Testing Autonomous Driving Systems (ADS) is crucial forcensuring their safety, reliability, and performance. Despite numerous testing methods available that can generate diverse and challenging scenarios to uncover potential vulnerabilities, these methods often treat ADS as a black-box, primarily focusing on identifying system failures like collisions or near-misses without pinpointing the specific modules responsible for these failures. Understanding the root causes of failures is essential for effective debugging and subsequent system repair. We observed that existing methods also fall short in generating diverse failures that adequately test the distinct modules of an ADS, such as perception, prediction, planning and control.

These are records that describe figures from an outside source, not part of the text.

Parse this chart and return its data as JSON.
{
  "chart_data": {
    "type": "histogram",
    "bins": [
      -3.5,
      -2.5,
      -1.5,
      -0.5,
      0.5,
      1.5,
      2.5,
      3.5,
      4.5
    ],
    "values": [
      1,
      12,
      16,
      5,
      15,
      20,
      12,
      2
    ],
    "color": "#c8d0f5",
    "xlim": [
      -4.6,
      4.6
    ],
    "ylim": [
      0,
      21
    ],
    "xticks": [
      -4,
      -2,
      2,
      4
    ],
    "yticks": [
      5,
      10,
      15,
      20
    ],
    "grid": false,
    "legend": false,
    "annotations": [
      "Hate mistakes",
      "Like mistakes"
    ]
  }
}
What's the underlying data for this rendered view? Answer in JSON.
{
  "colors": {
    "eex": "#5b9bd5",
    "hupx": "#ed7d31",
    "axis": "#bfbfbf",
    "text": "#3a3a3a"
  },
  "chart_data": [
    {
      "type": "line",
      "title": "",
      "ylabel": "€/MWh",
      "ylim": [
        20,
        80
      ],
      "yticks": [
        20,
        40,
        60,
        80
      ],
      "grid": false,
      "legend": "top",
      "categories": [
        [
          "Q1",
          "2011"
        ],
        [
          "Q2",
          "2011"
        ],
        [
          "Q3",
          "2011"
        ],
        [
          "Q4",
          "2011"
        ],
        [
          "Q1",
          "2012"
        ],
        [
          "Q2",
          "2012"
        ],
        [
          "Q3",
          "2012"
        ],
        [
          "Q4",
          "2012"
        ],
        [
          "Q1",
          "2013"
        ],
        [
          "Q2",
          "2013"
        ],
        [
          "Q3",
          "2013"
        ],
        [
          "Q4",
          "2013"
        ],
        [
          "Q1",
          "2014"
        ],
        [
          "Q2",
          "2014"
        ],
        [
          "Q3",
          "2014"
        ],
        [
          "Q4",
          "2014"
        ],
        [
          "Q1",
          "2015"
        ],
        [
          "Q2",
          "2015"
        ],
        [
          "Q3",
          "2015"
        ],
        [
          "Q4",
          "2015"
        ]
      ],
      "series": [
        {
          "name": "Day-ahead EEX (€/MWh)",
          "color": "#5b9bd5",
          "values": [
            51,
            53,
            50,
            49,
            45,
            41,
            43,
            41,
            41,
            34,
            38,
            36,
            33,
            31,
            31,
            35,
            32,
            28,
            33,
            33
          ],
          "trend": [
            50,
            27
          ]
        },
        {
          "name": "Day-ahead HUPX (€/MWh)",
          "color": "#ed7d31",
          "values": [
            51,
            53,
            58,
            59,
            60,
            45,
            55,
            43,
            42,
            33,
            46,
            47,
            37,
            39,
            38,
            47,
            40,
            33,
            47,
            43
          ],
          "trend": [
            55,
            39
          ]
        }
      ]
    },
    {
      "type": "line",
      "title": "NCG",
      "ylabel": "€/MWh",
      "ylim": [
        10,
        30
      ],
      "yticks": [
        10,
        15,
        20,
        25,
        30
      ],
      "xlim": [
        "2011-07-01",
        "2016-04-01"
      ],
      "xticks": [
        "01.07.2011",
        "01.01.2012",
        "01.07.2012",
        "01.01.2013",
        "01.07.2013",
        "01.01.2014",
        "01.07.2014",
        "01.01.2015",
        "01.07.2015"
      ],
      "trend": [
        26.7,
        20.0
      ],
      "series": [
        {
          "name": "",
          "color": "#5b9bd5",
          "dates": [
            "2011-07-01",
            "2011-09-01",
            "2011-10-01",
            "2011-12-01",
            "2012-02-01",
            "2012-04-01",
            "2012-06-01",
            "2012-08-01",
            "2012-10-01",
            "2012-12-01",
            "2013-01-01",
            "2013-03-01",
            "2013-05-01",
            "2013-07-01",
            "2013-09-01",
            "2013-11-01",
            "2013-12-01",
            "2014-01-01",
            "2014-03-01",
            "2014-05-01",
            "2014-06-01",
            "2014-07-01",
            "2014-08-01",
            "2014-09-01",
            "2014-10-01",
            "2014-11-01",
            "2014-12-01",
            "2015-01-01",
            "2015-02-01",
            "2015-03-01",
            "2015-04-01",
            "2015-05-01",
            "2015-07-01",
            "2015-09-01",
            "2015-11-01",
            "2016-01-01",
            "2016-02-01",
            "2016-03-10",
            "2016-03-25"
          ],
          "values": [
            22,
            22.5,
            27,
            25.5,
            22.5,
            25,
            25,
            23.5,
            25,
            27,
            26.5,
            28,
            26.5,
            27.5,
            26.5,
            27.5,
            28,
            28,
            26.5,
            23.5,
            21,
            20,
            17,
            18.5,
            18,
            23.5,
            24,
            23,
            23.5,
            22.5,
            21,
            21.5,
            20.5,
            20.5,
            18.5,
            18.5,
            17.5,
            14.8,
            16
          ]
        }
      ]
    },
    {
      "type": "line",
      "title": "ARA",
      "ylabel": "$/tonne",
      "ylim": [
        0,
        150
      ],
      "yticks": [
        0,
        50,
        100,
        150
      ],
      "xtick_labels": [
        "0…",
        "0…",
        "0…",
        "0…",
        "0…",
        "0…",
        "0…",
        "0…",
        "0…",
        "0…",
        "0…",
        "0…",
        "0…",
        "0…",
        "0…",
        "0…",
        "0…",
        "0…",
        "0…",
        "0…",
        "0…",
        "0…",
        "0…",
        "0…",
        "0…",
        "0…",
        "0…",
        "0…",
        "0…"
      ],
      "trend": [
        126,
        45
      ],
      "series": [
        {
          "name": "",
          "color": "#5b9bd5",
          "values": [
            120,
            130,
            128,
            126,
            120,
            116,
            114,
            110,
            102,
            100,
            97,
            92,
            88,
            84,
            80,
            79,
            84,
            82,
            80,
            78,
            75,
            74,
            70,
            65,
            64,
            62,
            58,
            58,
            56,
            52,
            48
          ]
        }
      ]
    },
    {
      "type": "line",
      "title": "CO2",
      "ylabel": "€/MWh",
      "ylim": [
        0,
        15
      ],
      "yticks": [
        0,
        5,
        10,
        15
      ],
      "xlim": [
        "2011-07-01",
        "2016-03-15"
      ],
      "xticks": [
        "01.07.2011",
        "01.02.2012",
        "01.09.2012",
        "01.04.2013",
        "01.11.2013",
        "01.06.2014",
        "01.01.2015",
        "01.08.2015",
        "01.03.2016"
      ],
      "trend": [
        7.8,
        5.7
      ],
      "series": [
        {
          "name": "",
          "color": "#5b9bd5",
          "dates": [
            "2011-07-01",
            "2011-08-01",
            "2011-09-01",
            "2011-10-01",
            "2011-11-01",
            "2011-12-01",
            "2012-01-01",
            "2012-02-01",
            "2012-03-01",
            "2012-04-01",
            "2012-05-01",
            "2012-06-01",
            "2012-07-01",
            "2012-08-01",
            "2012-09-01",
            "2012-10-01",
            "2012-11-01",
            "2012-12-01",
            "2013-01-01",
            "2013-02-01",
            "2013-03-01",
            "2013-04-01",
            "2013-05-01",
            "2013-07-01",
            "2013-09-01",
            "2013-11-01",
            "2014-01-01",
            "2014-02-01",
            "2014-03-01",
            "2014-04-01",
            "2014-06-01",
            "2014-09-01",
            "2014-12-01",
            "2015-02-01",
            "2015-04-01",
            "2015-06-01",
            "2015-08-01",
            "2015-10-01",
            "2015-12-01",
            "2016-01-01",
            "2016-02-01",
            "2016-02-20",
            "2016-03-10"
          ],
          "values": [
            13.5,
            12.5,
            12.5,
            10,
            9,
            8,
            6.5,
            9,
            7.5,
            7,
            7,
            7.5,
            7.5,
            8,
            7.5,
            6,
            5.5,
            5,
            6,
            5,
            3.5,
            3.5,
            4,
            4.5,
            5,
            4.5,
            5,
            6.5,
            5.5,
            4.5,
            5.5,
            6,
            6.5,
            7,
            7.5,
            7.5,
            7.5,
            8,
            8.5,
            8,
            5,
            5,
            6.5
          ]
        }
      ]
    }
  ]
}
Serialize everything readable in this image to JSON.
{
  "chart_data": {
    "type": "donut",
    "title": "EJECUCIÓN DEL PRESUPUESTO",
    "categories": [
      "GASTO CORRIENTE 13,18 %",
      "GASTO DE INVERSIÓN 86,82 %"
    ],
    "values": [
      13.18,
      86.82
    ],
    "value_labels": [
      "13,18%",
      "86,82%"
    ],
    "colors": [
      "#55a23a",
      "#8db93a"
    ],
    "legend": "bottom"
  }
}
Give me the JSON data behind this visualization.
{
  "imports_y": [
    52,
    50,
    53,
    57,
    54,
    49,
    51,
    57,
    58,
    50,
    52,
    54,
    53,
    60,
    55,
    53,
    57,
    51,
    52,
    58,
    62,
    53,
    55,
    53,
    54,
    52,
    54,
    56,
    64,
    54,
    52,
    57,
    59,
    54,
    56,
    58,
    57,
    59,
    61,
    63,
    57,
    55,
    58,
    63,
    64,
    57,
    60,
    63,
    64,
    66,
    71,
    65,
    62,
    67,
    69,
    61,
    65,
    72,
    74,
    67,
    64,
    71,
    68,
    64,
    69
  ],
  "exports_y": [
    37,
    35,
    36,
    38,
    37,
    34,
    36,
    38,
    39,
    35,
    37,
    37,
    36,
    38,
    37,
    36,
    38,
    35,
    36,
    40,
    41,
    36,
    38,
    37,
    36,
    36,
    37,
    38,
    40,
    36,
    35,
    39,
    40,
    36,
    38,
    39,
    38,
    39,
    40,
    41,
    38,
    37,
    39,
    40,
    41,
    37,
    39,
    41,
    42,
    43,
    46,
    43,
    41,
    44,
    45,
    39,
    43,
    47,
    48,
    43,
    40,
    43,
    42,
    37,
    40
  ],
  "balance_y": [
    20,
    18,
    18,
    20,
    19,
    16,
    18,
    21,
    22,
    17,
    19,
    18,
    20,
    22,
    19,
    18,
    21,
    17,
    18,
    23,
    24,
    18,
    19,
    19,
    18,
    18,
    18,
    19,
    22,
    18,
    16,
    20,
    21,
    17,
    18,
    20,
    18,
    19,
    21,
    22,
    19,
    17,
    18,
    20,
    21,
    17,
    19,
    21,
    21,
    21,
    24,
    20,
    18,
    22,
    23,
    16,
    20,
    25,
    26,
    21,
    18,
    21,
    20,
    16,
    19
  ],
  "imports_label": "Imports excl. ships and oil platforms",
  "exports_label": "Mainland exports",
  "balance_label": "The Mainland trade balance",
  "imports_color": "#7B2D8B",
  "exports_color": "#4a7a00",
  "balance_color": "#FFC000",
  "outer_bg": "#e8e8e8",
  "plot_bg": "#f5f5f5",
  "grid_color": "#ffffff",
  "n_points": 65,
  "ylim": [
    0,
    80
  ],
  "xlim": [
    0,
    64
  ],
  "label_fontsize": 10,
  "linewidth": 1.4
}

To bridge this gap, we introduce MoDitector, the first root-cause-aware testing method for ADS. Unlike previous approaches, MoDitector not only generates scenarios leading to collisions but also showing which specific module triggered the failure. This method targets specific modules, creating test scenarios that highlight the weaknesses of these given modules. Specifically, our approach involves designing module-specific oracles to ascertain module failures and employs a module-directed testing strategy that includes module-specific feedback, adaptive seed selection, and mutation. This strategy guides the generation of tests that effectively provoke module-specific failures. We evaluated MoDitector across four critical ADS modules and four testing scenarios. The results demonstrate that our method can effectively and efficiently generate scenarios where errors in targeted modules are responsible for ADS failures. It generates 216.7 expected scenarios in total, while the best-performing baseline detects only 79.0 scenarios.
Our approach represents a significant innovation in ADS testing by focusing on identifying and rectifying module-specific errors within the system, moving beyond conventional black-box failure detection.